London: Britain has taken "precautionary" steps to boost security along its border with France, following the terror attack on the office of a magazine in Paris, British Home Secretary, Theresa May, said Thursday.
On Wednesday, gunmen burst into French satirical weekly Charlie Hebdo's office with automatic weapons, killing 12 people, including the editor of the weekly and three acclaimed cartoonists, and wounding more than 20 other people before escaping.
Britain's international terrorism threat level remained at "severe," the second highest of all five possible threat levels, which meant that a terrorist attack was "highly likely" and the public should remain vigilant, May said in a statement, according to a Xinhua report.
"We have offered France every assistance necessary, including full cooperation of our police, and security and intelligence agencies," she noted, adding that British officials were "in close contact with their French counterparts".

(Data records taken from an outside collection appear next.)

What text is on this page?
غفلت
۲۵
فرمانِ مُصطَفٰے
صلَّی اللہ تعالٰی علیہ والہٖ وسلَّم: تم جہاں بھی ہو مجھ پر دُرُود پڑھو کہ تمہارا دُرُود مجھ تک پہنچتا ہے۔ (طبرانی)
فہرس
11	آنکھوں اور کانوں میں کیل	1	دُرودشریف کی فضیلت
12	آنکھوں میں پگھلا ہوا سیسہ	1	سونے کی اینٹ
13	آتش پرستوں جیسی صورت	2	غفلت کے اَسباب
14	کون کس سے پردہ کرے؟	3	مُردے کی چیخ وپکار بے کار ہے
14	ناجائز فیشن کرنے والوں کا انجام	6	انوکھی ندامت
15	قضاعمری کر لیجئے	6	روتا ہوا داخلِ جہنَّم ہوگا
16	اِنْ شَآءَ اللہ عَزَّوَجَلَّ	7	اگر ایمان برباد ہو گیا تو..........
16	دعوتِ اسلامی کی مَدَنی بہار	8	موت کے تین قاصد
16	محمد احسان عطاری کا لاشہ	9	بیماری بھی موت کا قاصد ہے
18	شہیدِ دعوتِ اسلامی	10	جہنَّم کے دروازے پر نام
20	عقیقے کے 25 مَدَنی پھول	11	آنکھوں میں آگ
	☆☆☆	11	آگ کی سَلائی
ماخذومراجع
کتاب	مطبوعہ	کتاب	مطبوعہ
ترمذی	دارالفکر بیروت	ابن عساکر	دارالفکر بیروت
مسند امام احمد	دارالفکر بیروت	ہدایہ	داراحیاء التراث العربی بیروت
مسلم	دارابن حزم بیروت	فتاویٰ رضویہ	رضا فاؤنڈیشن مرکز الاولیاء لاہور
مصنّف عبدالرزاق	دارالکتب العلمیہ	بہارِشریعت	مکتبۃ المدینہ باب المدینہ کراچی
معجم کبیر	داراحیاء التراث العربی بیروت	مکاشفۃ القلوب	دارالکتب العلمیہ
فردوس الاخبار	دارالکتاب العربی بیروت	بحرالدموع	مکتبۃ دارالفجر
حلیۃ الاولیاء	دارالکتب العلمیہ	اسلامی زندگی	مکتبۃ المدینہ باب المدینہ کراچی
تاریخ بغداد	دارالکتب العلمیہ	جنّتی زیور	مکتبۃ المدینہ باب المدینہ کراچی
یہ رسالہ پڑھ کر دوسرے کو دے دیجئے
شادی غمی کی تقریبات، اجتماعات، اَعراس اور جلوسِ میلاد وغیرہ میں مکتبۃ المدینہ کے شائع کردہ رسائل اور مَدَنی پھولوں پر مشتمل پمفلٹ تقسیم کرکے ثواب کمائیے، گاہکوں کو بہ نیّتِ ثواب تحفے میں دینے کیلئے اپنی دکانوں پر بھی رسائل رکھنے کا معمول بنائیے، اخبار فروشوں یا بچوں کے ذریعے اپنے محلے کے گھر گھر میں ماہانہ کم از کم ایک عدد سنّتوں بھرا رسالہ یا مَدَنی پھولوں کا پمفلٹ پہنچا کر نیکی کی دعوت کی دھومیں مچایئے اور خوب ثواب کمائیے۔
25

"The cowardly attacks that took place in Paris yesterday (Wednesday) have shocked and sickened people in the United Kingdom and around the world. And they are a reminder of the very serious threat we face from terrorism," May deplored.
"In deliberately targeting and murdering journalists, the terrorists were attacking freedom and democracy. And in murdering police officers, they attacked the people who risk their own safety every day to protect us and our way of life," the home secretary continued. On Thursday, May also chaired an emergency meeting to "consider Britain's response to the attacks and our own preparedness for a similar attack".
"I want to reiterate our commitment to standing with the French people against terror. The thoughts and prayers of all of us are with the families, friends and colleagues of the victims," she said. In August last year, Britain upgraded its international terrorism threat level from "substantial" to "severe".